I had a job interview earlier this week — for a Cold Fusion position — and the head developer there mentioned that the company was not necessarily planning on staying with CF forever: It was, at least, examining the whole .Net framework.
When asked for my experience with ASP pages and other MS technologies, I had to say that my only experience with ASP pages was modifying and building some templates for IntelliChoice. I had done some VB that was actually used at work, though no one at work knew it (widgits). No C++, but a lot of MS SQL Server.
But the SQL Server was the most of it.
So I got the bug to learn ASP (after which I’ll delve into the .Net framework).
Installed IIS 5 on both my Win2000 boxes and began coding.
Some initial notes:
- I’m already way up on the curve for ASP coding. I went to the library to pick up a couple of ASP books, and one was “ASP for Dummies” (I like these books for intros; “SQL for Dummies” is the best SQL intro I’ve ever seen). With the little I was able to glean from the installation examples, some Web cruising and my background, I’ve basically covered about 250-300 pages of the ~350-page book. Hey, the first thing I did is hook it up to a database, output results, get result count and make the results list sortable. That’s my idea of a “hello world” file…

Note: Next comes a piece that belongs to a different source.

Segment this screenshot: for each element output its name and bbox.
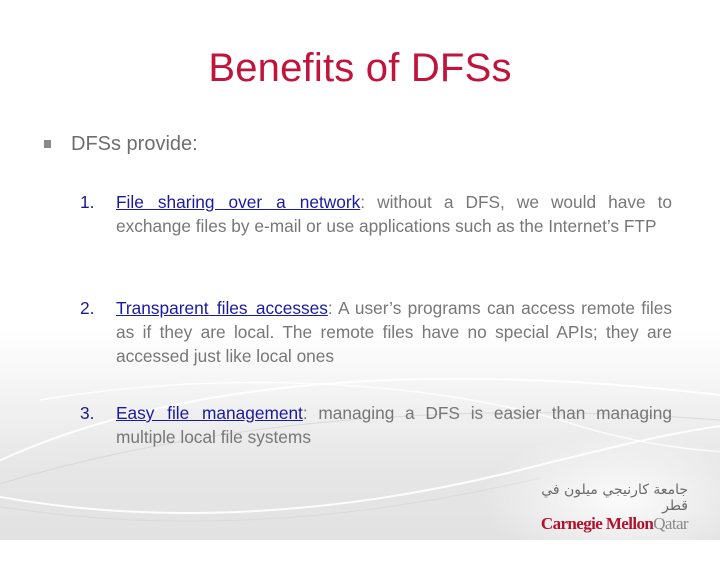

- While I’m “up on the curve,” I’m certain I missed a lot of stuff, such as the objects ASP supplies and all that. I’m not an expert, that’s for damn sure. But ramped up quickly, yes.

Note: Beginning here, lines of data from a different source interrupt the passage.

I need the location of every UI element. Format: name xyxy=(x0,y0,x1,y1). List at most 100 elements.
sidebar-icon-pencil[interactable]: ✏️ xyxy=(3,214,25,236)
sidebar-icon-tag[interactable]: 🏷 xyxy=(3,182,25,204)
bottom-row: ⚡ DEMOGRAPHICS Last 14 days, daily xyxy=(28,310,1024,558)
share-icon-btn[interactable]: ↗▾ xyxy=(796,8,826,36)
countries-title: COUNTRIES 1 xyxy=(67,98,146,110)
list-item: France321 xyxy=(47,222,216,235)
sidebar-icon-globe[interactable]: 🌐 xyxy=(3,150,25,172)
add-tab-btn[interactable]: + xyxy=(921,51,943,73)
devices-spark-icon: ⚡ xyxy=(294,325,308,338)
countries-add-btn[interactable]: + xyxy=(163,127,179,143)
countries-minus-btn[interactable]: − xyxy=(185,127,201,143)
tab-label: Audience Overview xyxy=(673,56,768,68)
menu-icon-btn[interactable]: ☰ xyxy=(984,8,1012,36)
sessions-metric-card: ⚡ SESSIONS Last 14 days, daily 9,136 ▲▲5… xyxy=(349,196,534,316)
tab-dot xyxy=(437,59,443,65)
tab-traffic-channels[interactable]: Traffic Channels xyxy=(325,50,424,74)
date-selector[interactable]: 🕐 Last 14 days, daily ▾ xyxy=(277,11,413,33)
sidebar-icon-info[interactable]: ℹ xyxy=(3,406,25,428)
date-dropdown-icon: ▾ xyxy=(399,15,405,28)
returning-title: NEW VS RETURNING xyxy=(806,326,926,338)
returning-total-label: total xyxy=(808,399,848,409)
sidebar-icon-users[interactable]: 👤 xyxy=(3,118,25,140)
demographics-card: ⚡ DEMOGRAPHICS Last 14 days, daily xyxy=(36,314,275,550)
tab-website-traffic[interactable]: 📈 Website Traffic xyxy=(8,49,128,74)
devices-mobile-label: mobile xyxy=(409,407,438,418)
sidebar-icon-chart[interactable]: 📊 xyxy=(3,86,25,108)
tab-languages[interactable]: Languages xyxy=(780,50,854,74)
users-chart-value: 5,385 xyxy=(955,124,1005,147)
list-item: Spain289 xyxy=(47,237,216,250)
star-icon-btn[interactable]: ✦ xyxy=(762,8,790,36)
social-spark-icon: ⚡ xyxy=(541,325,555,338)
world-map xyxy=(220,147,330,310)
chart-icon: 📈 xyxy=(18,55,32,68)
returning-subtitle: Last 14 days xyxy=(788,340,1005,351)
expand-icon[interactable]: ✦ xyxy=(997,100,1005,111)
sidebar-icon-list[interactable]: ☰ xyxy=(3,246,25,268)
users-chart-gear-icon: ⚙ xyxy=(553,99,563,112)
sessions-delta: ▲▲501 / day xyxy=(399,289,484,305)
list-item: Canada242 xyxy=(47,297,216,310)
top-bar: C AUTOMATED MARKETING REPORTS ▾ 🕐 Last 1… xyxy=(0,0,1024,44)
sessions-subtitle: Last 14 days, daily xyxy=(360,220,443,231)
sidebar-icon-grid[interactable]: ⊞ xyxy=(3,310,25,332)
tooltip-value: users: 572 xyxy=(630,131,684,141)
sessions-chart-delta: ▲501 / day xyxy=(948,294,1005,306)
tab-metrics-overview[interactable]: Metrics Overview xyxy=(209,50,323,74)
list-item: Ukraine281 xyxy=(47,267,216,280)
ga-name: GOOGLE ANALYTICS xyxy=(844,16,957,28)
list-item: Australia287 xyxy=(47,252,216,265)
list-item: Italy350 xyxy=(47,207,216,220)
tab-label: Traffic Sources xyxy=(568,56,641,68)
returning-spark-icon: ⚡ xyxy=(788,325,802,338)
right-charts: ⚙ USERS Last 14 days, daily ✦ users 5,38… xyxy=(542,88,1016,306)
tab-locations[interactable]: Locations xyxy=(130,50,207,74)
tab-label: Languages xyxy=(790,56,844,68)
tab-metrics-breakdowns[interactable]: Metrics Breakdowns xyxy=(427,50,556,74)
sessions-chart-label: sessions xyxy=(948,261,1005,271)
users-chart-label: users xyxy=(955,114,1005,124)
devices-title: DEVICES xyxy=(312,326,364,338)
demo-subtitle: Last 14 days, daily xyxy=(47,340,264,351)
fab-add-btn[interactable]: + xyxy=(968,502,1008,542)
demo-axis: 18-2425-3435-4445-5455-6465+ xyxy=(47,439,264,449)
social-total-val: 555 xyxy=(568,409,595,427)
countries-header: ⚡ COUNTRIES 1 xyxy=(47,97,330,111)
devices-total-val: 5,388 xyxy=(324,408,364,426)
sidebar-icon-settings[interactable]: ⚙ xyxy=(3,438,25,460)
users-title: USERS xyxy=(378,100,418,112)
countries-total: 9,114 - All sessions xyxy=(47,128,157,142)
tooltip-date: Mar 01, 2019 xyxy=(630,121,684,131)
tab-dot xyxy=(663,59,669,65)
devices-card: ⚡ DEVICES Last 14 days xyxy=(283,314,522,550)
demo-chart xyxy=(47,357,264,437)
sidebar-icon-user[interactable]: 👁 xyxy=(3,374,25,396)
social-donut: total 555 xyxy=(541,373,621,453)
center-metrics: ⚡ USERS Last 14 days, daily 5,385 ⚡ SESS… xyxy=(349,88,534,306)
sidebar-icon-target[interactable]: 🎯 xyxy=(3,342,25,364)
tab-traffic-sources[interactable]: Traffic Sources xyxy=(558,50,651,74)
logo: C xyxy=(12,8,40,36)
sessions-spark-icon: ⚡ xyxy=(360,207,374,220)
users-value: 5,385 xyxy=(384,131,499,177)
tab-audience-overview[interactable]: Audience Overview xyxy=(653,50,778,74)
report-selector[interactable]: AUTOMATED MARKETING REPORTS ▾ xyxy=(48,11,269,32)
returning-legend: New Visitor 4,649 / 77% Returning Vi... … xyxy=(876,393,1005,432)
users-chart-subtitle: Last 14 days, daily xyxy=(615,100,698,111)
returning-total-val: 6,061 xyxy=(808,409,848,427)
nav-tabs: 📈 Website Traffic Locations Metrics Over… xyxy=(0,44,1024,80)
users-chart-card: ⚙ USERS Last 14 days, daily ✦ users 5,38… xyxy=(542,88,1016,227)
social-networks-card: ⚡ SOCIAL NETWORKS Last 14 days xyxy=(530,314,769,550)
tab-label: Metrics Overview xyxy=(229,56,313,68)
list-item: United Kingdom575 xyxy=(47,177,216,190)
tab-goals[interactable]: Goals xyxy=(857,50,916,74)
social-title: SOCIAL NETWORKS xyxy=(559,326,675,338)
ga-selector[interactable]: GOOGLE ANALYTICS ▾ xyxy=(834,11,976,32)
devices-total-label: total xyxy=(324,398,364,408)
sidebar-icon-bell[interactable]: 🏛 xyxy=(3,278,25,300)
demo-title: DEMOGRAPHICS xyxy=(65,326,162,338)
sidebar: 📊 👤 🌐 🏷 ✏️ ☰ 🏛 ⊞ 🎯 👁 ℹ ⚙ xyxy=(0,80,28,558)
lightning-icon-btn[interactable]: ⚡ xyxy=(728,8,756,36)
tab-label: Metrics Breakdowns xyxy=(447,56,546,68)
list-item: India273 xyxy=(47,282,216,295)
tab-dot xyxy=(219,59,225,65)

- ASP is more like PHP than Cold Fusion, at least to me. Cold Fusion’s biggest deal (to me) is the way it makes it SOOOO easy to connect to a database and output results. PHP and ASP are similar in the database connectivity fashion; not easy but not hard, either. Just have to learn the syntax (CF is too easy….CFQUERY then CFOUTPUT….whoo-hoo!)
- There is some clumsiness in ASP — as in other languages — that make one yearn for CF. For example, the whole concept of “current row” is absent in ASP (as far as I can tell); the “recordCount” feature is an extra step as part of the query, and none too intuitive.
- There are a lot of features that I’ve already run across in ASP that I just don’t see the real need for, though it’s always nice to have (cursors and so on). I have to delve more into the not-quite-stateless nature of ASP HTML.
- The markup is very similar to PHP. The text-manipulation tools don’t seem to be as robust, but I’m just learning now…
- One big question I have with ASP is what scripting language to use with it (for the conditionals, etc — you use a scripting language, not native “ASP code” as you do with CF). I assume that VBScript is the one that should be used (it’s the default, most like VB etc). But I’m more familiar with Javascript. And — and here is the interesting part — C# is touted as the new main language for .Net. And it’s a Java clone. So JS would make more sense….aughhhhhhhh! Ah well, I’ll survive.
- One of the things I still don’t understand is the lack of information about how to hook up to a MS SQL Server. Yes, ODBC and all that, but there is default user that is added as part of the IIS installation. THAT user has to be added to whatever database is used as, basically, a DBO. Took several hours to get this. The Access connection took about 3 seconds. Like UNIX, it all comes down to permissions….interesting
- ASP — like CF — has some sort of built-in database update/insert types of functionalities. As with CF, I’m going to avoid them like the plague: Use standard HTML and SQL. But what do other ASP programmers use? I just don’t know.